Most of us are glad if we break even at the end of the month. We don’t have batteries of lawyers to finagle our way out of trouble. We have to deal with the consequences of our actions. Being “a product of your times or environment” is no excuse for ignorance, bigotry, hatred, or cruelty. It is never acceptable to mistreat people because they are different or your segment of society despises them.

You aren’t special. You just think you are.

Ask God. Ask yourself. Look in a mirror. What have you done to deserve the air you breathe? If you don’t have an answer, you probably should reconsider your priorities and maybe, your life.

 

7 thoughts on “Pride IS a Sin

    • I get really tired of everybody being so proud. People used to say “I love my country!” Now, it’s “I’m proud to be an American.” The distance between those two statements is enormous and meaningful. Sorry to drop such a weight so early in the morning … and such a lovely morning, too.

  1. That was a really heavy topic Marilyn. Your sincerity certainly came through. I agree with the vast majority of what you said.
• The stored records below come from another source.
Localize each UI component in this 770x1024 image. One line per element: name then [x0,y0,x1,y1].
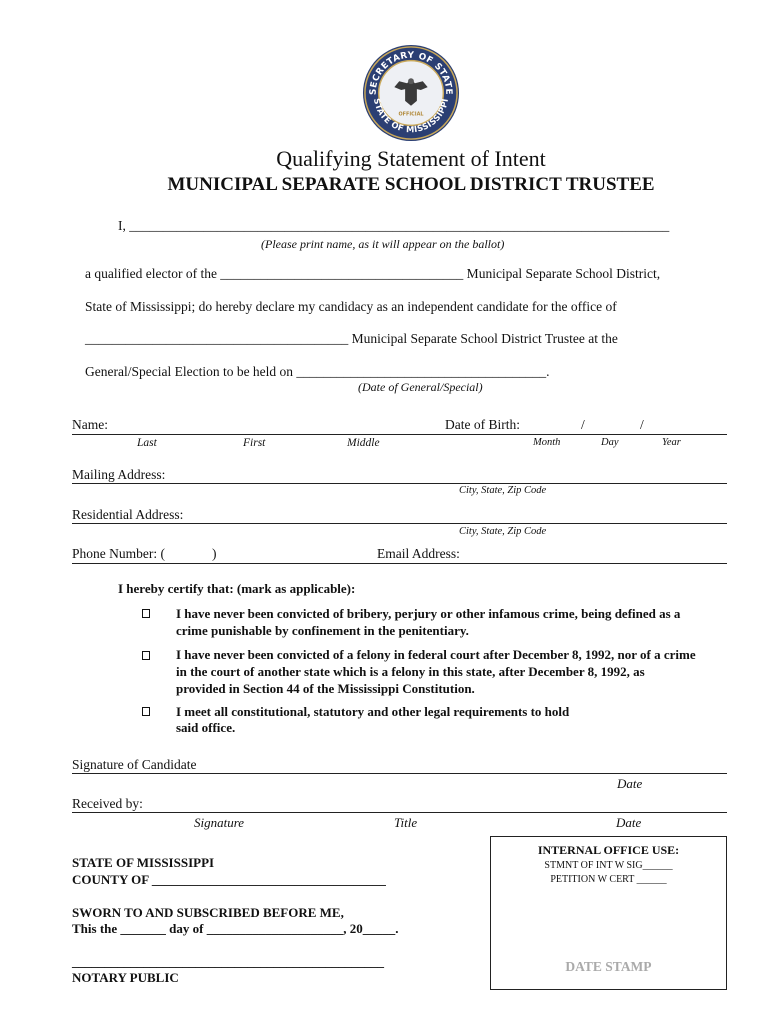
received-by-label: Received by: [72,796,143,811]
received-title-hint: Title [394,815,418,830]
candidate-date-hint: Date [617,776,643,791]
notary-county[interactable]: COUNTY OF ____________________________________ [72,872,386,887]
residential-field-line[interactable] [72,523,727,524]
name-declaration-line[interactable]: I, ________________________________________________________________________________ [118,218,670,233]
middle-hint: Middle [347,437,380,449]
notary-signature-line[interactable]: ________________________________________________ [72,954,384,969]
first-hint: First [243,437,266,449]
received-date-hint: Date [616,815,642,830]
certify-item-3-line-2: said office. [176,720,236,735]
form-subtitle: MUNICIPAL SEPARATE SCHOOL DISTRICT TRUSTEE [167,174,655,195]
secretary-of-state-seal [362,44,460,142]
certify-item-2-line-1: I have never been convicted of a felony in federal court after December 8, 1992, nor of a crime [176,647,696,662]
notary-state: STATE OF MISSISSIPPI [72,855,215,870]
internal-office-title: INTERNAL OFFICE USE: [537,843,680,857]
date-stamp-label: DATE STAMP [565,959,652,974]
svg-text:SECRETARY OF STATE: SECRETARY OF STATE [368,50,454,96]
notary-sworn: SWORN TO AND SUBSCRIBED BEFORE ME, [72,905,344,920]
residential-label: Residential Address: [72,507,184,522]
petition-cert-line: PETITION W CERT ______ [550,874,667,885]
residential-hint: City, State, Zip Code [459,526,547,537]
name-field-line[interactable] [72,434,727,435]
certify-checkbox-3[interactable] [142,707,150,716]
phone-close-paren: ) [212,546,217,561]
received-signature-hint: Signature [194,815,245,830]
election-line[interactable]: General/Special Election to be held on _____________________________________. [85,364,550,379]
certify-item-3-line-1: I meet all constitutional, statutory and other legal requirements to hold [176,704,570,719]
phone-email-field-line[interactable] [72,563,727,564]
certify-checkbox-2[interactable] [142,651,150,660]
stmnt-of-int-line: STMNT OF INT W SIG______ [544,860,673,871]
notary-date-line[interactable]: This the _______ day of _____________________, 20_____. [72,921,399,936]
svg-text:STATE OF MISSISSIPPI: STATE OF MISSISSIPPI [371,97,451,135]
mailing-field-line[interactable] [72,483,727,484]
svg-text:OFFICIAL: OFFICIAL [398,111,424,118]
candidate-signature-line[interactable] [72,773,727,774]
last-hint: Last [137,437,157,449]
dob-slash-1: / [581,417,585,432]
mailing-hint: City, State, Zip Code [459,485,547,496]
district-line[interactable]: a qualified elector of the ____________________________________ Municipal Separate School District, [85,266,661,281]
certify-item-1-line-1: I have never been convicted of bribery, perjury or other infamous crime, being defined as a [176,606,681,621]
certify-item-2-line-3: provided in Section 44 of the Mississippi Constitution. [176,681,475,696]
day-hint: Day [601,437,619,448]
election-hint: (Date of General/Special) [358,380,483,394]
dob-slash-2: / [640,417,644,432]
month-hint: Month [533,437,561,448]
certify-heading: I hereby certify that: (mark as applicable): [118,581,356,596]
name-hint: (Please print name, as it will appear on the ballot) [261,237,505,251]
internal-office-box [490,836,727,990]
certify-checkbox-1[interactable] [142,609,150,618]
phone-label: Phone Number: ( [72,546,165,561]
year-hint: Year [662,437,681,448]
form-title: Qualifying Statement of Intent [276,146,546,171]
candidate-signature-label: Signature of Candidate [72,757,197,772]
name-label: Name: [72,417,108,432]
certify-item-2-line-2: in the court of another state which is a felony in this state, after December 8, 1992, as [176,664,645,679]
certify-item-1-line-2: crime punishable by confinement in the penitentiary. [176,623,469,638]
dob-label: Date of Birth: [445,417,520,432]
notary-public-label: NOTARY PUBLIC [72,970,179,985]
candidacy-line: State of Mississippi; do hereby declare my candidacy as an independent candidate for the office of [85,299,617,314]
email-label: Email Address: [377,546,460,561]
office-line[interactable]: _______________________________________ Municipal Separate School District Trustee at the [85,331,618,346]
received-by-line[interactable] [72,812,727,813]
mailing-label: Mailing Address: [72,467,166,482]
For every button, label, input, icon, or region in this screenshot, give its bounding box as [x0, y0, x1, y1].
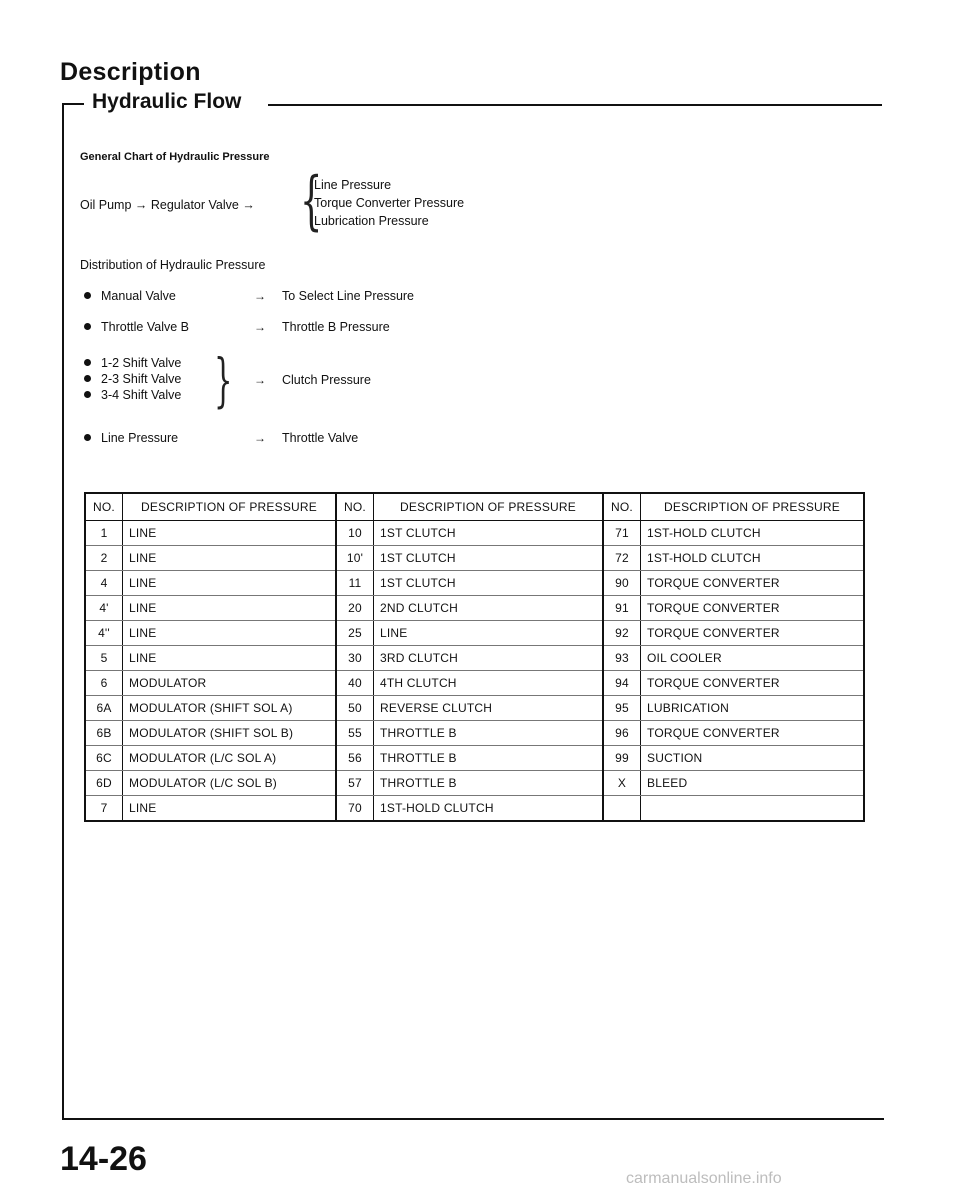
distribution-target-throttle: Throttle Valve: [282, 431, 359, 445]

    • I just wish more people would remember the whole “Love” thing. I do love this country and sometimes, I am very proud of it. Sometimes not so proud. I am unquestionably grateful to be living here and not somewhere else, especially since I did live somewhere else and I can say for sure I’d much rather be here than anywhere else on earth … well … maybe a beach in the Caribbean with handsome lads bringing me cold fruity umbrella drinks while a zephyr breeze rustles the palm leaves against an azure sky. Otherwise, here is fine.

      • Oooh, now that does sound good. I lived in the Far east for 3 years and agree that nothing compares to the states. I had a Korean friend get her appendix removed in a Korean hospital. Her room had 4 walls and a heated floor, no bed. My Korean wife & I brought her everything else. They used ether to knock her out for the operation. That was 1971.